Bane turned to glare at the other man. “Normally, I did just that, but Dexter was just plain stupid. Not only that but he pissed me off by ordering me to do his ridiculous bidding and not paying me my fee. He thought I wouldn’t have a recourse against him when his check bounced. He gave me the 75 percent upfront but he told me the check wouldn’t go through until after the man he wanted dead was no longer breathing. I told him that wasn’t how things worked and he just shrugged, daring me to call the cops.”
Sam let out a low whistle. “Didn’t he know that he was contracting a killer?”

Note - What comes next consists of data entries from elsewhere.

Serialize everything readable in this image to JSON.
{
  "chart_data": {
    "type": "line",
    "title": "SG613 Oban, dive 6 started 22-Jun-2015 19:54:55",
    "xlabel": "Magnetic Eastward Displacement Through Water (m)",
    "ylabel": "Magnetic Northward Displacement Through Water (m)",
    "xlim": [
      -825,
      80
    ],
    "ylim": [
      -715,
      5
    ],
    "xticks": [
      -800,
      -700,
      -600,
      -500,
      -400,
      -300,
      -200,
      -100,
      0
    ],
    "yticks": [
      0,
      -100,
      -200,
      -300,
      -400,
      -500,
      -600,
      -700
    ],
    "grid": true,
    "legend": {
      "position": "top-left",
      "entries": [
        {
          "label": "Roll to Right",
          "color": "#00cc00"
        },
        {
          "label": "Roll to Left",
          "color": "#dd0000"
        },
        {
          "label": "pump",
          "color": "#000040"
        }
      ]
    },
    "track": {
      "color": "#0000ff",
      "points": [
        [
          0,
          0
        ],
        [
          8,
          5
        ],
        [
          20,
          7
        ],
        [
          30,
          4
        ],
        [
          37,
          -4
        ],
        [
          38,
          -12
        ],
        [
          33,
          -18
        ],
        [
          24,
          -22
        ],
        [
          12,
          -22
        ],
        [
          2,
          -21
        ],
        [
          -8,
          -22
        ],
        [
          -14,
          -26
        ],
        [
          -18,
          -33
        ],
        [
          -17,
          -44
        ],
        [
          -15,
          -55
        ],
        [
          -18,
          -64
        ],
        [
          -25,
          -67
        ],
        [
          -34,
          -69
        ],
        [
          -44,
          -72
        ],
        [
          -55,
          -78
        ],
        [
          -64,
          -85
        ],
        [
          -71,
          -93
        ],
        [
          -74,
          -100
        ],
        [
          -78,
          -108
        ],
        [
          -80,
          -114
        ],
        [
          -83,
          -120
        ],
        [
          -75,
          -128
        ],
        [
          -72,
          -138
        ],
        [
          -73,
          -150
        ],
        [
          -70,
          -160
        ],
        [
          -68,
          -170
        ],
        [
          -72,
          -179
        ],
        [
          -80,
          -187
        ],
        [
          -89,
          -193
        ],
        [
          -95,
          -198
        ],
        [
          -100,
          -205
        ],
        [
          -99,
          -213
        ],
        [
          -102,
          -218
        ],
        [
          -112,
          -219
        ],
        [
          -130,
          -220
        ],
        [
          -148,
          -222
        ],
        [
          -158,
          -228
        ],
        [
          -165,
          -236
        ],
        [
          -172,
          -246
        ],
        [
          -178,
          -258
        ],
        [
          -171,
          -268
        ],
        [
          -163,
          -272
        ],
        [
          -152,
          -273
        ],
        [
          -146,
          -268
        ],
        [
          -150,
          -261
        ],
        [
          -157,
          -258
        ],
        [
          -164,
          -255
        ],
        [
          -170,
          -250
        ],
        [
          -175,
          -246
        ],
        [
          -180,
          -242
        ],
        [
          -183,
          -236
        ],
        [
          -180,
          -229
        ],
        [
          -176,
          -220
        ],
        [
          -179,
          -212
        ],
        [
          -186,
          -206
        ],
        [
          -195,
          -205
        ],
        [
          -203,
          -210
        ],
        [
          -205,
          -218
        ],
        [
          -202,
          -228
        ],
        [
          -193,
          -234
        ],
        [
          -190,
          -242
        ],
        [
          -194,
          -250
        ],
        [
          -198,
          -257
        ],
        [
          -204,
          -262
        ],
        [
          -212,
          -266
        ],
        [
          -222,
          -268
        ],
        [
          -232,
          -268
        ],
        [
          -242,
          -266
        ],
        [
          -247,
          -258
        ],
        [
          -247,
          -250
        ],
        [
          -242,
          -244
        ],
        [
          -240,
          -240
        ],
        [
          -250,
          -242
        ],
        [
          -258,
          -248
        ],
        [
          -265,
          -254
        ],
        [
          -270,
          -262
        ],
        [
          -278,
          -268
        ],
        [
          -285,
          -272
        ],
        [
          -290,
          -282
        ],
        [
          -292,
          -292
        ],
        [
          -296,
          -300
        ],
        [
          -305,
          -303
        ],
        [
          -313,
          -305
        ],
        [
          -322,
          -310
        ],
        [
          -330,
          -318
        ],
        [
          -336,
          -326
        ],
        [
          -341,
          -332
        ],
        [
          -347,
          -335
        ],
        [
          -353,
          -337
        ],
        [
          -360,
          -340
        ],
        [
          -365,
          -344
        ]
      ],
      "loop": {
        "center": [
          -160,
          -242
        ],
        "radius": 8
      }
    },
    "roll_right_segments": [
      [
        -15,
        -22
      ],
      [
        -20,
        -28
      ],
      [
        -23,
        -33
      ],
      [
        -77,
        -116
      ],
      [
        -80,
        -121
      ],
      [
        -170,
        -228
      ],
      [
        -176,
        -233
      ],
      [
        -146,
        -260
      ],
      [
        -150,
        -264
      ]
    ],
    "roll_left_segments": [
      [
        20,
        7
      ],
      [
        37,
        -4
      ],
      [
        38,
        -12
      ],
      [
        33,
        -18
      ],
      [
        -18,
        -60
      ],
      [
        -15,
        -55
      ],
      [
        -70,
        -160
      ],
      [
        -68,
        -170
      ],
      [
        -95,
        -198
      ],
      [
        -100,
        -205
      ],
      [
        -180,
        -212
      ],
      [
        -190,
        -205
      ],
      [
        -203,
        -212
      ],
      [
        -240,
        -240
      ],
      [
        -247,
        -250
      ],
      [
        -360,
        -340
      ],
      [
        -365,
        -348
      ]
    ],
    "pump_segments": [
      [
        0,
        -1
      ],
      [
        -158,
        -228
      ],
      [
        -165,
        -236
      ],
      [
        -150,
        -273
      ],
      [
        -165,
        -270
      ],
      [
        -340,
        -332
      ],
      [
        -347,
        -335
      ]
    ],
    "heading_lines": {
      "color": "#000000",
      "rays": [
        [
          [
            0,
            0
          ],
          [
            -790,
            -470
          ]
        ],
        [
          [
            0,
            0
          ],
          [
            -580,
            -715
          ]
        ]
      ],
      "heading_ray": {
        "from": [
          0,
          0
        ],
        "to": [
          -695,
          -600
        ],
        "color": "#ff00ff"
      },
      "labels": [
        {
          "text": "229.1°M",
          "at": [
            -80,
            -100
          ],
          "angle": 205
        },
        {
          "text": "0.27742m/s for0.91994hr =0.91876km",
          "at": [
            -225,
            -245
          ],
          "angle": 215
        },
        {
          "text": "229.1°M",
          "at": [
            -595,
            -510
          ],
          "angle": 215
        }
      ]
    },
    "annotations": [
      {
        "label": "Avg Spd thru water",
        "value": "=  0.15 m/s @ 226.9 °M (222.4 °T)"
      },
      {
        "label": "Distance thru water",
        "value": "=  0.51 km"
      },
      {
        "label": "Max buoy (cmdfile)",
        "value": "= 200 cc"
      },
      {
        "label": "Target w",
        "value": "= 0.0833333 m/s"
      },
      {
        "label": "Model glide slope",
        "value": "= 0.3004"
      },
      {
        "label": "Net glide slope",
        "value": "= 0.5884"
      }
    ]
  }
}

Bane just stared at them. “He was an idiot, like I said. As I never accepted a job I didn’t get paid for, he thought he didn’t have to pay me until the job was done. He knew my requirements up front, all my clients did. He just didn’t think my rules applied to him. I walked away but before I left town, I broke my own rules and warned his victim. His victim informed the police and because he pissed me off, the cops somehow got a hold of part of the file I had worked up about my clients. Granted, it was only part of the file but there was enough information to connect him to several crimes they were looking into at the time. They used what I found against him and he was sent to prison for a very long time.”
“You made files of your clients?” Deke frowned. “Why?”
Bane turned and looked at him. “A man I knew once told me to keep records of everything I did. He also told me to know who I was working with. To research the men who came to me before I agreed to work for them. The type of men I did jobs for are not good men, as good men don’t usually require my services. This way, I protected both of us. I never
used what I had against the men I took jobs for and they never had the chance to cheat me.”
“But this man Dexter tried to?” Cricket asked softly.
Bane shrugged. There was so much more he knew about Dexter Evans but he wasn’t telling anyone. “He tried and failed,” he finally answered her question. “And got slapped hard for his efforts.”
Sam snorted. “Yeah, 35-50 years is a hard slap alright.”
Bane shrugged. “He had it coming. Dexter Evans is not a good man. But then neither am I.”
With that said, the room went quiet.
“Is there anything else you want to take from the house?” Deke finally asked.
“If it’s all the same to you, I’d like to stay here tonight and tomorrow, I’ll go down to Hanover and try to find my brother,” Bane told them.
Bastian nodded. “We’ll stay and travel down to Hanover with him.”
Deke nodded. “Well, if you need us, just call.”
Bane looked over at Cricket and found she was looking back at him.
“Do you want me to stay, uncle?” she asked softly.